Adsorption and Structural Change of β-Lactoglobulin at the Diacylglycerol−Water Interface

Diacylglycerol (DAG)/water and triacylglycerol (TAG)/water emulsions were prepared using β-lactoglobulin (β-LG) as an emulsifier. The oil phase (20% in emulsion) was mixed with β-LG solution (1% β-LG in water, pH 7) to prepare the emulsions. A fine oil-in-water emulsion was produced from both DAG and TAG oils. The interfacial protein concentration of the TAG emulsion was higher than that of the DAG emulsion. The ζ potential of the DAG oil droplet was higher than that of the TAG oil droplet. The front-surface fluorescence spectroscopy results revealed that tryptophan residues in β-LG moved to the more hydrophobic environment during the adsorption of protein on the oil droplet surfaces.
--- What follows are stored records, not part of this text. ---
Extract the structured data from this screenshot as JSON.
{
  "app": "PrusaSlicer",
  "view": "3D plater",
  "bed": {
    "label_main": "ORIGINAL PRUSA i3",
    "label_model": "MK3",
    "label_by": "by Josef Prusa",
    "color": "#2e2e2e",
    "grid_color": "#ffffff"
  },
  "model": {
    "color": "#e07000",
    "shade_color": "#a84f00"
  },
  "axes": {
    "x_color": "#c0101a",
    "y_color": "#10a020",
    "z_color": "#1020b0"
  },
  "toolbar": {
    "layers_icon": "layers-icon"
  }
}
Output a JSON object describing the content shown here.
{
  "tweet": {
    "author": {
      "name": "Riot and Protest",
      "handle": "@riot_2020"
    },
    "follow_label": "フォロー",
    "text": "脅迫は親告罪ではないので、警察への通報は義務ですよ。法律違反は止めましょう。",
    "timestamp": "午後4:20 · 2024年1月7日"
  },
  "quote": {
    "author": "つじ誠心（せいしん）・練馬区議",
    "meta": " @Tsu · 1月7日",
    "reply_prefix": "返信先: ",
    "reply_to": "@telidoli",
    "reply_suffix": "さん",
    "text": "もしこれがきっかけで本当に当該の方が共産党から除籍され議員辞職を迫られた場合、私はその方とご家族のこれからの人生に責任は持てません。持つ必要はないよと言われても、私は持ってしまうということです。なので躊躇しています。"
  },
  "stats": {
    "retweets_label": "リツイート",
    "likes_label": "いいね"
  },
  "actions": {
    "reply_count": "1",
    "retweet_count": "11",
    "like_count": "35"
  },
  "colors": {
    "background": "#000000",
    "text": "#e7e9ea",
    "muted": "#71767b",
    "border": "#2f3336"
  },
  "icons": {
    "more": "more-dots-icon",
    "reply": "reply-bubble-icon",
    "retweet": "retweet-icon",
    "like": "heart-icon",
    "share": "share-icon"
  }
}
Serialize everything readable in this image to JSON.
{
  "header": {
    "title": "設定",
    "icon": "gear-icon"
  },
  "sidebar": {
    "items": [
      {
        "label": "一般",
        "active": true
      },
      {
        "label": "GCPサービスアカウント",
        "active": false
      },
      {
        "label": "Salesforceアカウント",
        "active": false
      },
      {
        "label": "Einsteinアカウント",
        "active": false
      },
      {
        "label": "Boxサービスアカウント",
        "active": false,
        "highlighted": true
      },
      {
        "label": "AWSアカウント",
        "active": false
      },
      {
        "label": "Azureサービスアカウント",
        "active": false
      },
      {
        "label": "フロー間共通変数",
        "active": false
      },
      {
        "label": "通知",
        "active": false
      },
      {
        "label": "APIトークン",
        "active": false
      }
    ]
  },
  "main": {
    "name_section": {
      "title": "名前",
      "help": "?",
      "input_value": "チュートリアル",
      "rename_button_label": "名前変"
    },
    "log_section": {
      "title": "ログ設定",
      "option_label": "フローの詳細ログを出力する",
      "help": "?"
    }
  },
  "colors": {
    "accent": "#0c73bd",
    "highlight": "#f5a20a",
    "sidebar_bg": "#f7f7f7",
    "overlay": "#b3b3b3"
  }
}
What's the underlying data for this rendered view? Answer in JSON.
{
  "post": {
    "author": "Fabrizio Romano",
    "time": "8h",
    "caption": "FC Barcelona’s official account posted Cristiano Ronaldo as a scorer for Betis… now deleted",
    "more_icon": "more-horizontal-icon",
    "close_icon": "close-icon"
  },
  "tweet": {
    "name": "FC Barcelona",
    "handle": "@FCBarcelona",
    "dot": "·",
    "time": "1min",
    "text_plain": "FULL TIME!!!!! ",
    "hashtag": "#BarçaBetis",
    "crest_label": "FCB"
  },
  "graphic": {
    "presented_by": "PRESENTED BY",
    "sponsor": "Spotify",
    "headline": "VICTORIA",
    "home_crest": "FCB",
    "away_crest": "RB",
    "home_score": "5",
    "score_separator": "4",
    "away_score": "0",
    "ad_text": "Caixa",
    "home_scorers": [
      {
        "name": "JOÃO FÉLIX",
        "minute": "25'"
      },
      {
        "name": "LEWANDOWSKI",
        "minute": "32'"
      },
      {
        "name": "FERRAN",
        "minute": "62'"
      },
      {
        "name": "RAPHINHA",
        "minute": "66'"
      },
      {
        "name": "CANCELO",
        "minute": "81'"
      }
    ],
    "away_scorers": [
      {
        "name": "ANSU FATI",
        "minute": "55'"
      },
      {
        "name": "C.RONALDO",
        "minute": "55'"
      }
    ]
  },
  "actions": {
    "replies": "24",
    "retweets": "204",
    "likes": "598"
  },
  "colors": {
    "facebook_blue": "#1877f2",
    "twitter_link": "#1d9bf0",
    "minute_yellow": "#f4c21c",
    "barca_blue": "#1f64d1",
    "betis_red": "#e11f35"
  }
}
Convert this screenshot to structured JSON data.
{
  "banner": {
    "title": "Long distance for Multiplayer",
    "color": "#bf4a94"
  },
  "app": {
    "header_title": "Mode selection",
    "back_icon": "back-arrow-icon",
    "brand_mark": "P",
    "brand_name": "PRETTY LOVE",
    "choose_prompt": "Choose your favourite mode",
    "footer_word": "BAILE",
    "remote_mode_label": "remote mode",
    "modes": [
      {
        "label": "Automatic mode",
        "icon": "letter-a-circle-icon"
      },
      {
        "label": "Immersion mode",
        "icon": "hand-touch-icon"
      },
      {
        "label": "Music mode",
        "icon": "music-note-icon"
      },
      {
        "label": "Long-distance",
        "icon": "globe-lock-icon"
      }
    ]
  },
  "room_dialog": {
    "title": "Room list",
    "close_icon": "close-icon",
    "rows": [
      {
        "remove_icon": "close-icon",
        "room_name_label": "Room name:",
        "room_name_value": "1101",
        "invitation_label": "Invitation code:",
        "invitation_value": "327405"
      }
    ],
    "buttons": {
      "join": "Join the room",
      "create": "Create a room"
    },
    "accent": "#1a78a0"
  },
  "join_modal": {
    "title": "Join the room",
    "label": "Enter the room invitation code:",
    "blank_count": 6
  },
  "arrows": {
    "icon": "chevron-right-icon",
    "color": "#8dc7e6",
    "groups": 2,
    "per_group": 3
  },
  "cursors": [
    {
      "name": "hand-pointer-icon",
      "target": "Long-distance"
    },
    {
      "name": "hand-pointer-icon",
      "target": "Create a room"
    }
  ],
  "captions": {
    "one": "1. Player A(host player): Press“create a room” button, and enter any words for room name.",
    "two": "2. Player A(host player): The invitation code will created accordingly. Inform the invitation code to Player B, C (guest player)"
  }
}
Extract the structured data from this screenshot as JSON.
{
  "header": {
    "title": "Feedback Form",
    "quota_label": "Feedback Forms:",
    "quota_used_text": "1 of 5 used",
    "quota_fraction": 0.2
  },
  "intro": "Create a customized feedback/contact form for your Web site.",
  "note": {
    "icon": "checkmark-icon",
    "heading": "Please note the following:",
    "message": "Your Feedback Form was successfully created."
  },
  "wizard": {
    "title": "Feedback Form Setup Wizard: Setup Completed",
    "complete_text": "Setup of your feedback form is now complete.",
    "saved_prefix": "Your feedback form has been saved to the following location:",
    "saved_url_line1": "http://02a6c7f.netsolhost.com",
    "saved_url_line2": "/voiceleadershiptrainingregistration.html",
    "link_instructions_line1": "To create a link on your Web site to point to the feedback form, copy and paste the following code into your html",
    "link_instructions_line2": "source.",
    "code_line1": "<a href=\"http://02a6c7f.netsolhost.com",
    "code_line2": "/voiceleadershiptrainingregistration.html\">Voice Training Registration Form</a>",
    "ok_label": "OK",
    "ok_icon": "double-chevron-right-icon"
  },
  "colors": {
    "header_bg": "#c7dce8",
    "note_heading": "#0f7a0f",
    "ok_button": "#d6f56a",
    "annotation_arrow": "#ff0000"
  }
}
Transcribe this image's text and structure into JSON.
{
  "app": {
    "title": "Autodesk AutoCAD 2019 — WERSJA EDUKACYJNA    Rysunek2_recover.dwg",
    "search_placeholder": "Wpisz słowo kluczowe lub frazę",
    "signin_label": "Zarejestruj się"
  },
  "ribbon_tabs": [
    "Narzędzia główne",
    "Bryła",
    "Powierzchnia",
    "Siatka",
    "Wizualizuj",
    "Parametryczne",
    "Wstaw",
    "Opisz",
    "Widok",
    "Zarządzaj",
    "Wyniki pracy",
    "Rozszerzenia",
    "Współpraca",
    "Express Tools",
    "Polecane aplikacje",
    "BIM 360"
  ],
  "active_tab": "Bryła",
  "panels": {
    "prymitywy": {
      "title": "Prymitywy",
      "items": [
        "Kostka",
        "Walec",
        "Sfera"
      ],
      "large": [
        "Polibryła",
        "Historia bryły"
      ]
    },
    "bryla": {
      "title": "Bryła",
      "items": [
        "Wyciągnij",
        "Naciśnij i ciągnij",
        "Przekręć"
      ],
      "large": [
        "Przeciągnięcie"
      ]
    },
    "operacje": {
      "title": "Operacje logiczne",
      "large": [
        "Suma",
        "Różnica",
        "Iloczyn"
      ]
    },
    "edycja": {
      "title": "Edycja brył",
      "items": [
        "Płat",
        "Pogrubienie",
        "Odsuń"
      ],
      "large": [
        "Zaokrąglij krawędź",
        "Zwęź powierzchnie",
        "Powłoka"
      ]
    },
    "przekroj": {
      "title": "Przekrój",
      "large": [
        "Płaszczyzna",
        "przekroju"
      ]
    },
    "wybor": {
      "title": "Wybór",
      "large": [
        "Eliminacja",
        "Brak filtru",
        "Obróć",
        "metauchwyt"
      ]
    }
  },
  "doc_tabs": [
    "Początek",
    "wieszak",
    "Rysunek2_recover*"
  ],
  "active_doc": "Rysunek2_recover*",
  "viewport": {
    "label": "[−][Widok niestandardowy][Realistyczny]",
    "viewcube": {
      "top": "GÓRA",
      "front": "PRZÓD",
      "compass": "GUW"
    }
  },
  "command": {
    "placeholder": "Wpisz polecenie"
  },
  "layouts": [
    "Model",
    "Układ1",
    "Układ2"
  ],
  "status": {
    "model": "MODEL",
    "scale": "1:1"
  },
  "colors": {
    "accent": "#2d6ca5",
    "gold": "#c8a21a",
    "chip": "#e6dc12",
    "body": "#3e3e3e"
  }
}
Changes in secondary structure of β-LG during the adsorption were determined by FT-IR spectroscopy. Decreases in the β-sheet content concomitant with increases in the α-helix content were observed during the adsorption to the oil droplets, and the degree of structural change was greater for β-LG in the TAG emulsion than in the DAG emulsion, indicating the increased unfolding of adsorbed β-LG on the TAG oil droplet surface. Results of interfacial tension measurement supported this speculation, that is, the increased unfolding of the protein at the TAG−water interface. Trypsin- and proteinase K-catalyzed proteolysis was used to probe the topography of the adsorbed β-LG on the oil droplet surface. SDS−PAGE analyses of liberated peptides after the proteolysis indicated the higher susceptibility of β-LG adsorbed on the DAG oil droplet surface than on the TAG oil droplet surface. On the basis of all the results, we discussed the conformation of the adsorbed β-LG on the two oil droplet surfaces.